Vietnamese Spring Rolls are non-cooked spring rolls that are super healthy and great snacks to have. They are visually appealing snacks but pretty much plain on its own. The flavour relies on the freshness of ingredients and it needs an awesome dip to make it amazing. So don’t short cut the dip and you can use any fresh Asian herbs and veggies to make up the roll. And please be gentle with the wrappers, you don’t wanna end up with a pile of disaster.
Fresh ingredients makes a world of difference
Serves 6 people
Work fast but gently to prevent tears on rice paper.
12 prawns, boiled, de-shelled, and halved
1 packet Vietnamese rice paper
Thai basil leaves
Mee Hoon, boiled and cooled
Garlic & Lime Sauce
2 chilli padi, chopped (1 red 1 green)
2 garlic, finely chopped
3 tbsp. lime juice
¼ cup sugar
¼ cup fish sauce
½ cup warm water
1. Mix all ingredients for dipping sauce and set it aside to let the flavours bind.

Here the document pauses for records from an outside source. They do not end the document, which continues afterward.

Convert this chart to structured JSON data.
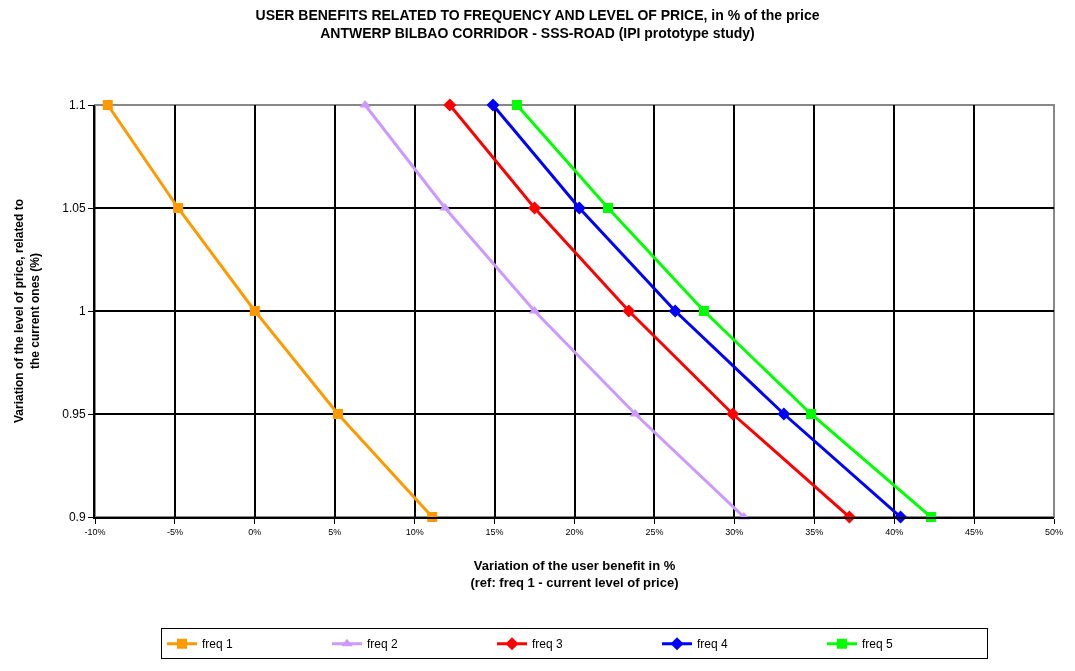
{
  "chart_data": {
    "type": "line",
    "title": "USER BENEFITS RELATED TO FREQUENCY AND LEVEL OF PRICE, in % of the price",
    "subtitle": "ANTWERP BILBAO CORRIDOR - SSS-ROAD (IPI prototype study)",
    "xlabel": "Variation of the user benefit in %\n(ref: freq 1 - current level of price)",
    "ylabel": "Variation of the level of price, related to\nthe current ones (%)",
    "series": [
      {
        "name": "freq 1",
        "color": "#ff9900",
        "marker": "square",
        "x": [
          -9.2,
          -4.8,
          0,
          5.2,
          11.1
        ],
        "values": [
          1.1,
          1.05,
          1,
          0.95,
          0.9
        ]
      },
      {
        "name": "freq 2",
        "color": "#cc99ff",
        "marker": "triangle",
        "x": [
          6.9,
          11.9,
          17.5,
          23.8,
          30.6
        ],
        "values": [
          1.1,
          1.05,
          1,
          0.95,
          0.9
        ]
      },
      {
        "name": "freq 3",
        "color": "#ff0000",
        "marker": "diamond",
        "x": [
          12.2,
          17.5,
          23.4,
          29.9,
          37.2
        ],
        "values": [
          1.1,
          1.05,
          1,
          0.95,
          0.9
        ]
      },
      {
        "name": "freq 4",
        "color": "#0000ff",
        "marker": "diamond",
        "x": [
          14.9,
          20.3,
          26.3,
          33.1,
          40.4
        ],
        "values": [
          1.1,
          1.05,
          1,
          0.95,
          0.9
        ]
      },
      {
        "name": "freq 5",
        "color": "#00ff00",
        "marker": "square",
        "x": [
          16.4,
          22.1,
          28.1,
          34.8,
          42.3
        ],
        "values": [
          1.1,
          1.05,
          1,
          0.95,
          0.9
        ]
      }
    ],
    "xlim": [
      -10,
      50
    ],
    "xticks": [
      {
        "value": -10,
        "label": "-10%"
      },
      {
        "value": -5,
        "label": "-5%"
      },
      {
        "value": 0,
        "label": "0%"
      },
      {
        "value": 5,
        "label": "5%"
      },
      {
        "value": 10,
        "label": "10%"
      },
      {
        "value": 15,
        "label": "15%"
      },
      {
        "value": 20,
        "label": "20%"
      },
      {
        "value": 25,
        "label": "25%"
      },
      {
        "value": 30,
        "label": "30%"
      },
      {
        "value": 35,
        "label": "35%"
      },
      {
        "value": 40,
        "label": "40%"
      },
      {
        "value": 45,
        "label": "45%"
      },
      {
        "value": 50,
        "label": "50%"
      }
    ],
    "ylim": [
      0.9,
      1.1
    ],
    "yticks": [
      0.9,
      0.95,
      1,
      1.05,
      1.1
    ],
    "grid": true,
    "legend": "bottom",
    "line_style": "solid"
  }
}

2. Get all the ingredients ready. Wash and pick all the leaves so it will easier to roll later. Blanch prawns in boiling water for 2 minutes and dip them in cold water to cool it down.
Once cooled, peel and halve the prawns
3. Take a piece of rice paper and quickly dip it in water. After a quick dip, it should still be quite stiff. It will soften as you start filling and rolling.
Don't soak it until completely soft because it will be very difficult to handle.
4. Place wet rice paper (still quite stiff) on clean surface and fill with fresh herbs first, followed by some cooked mee hoon.
I used some salad, Thai basil leaves and fresh mint. Don't put too much Thai basil because it will completely overpower the taste of everything else
5. Roll the herbs and place prawns last so you can see it through the wrappers.
Roll it up like a spring roll
6. Repeat step 3 and 4 until all ingredients or rice paper are used up.
7. Best eaten straight away with dipping sauce.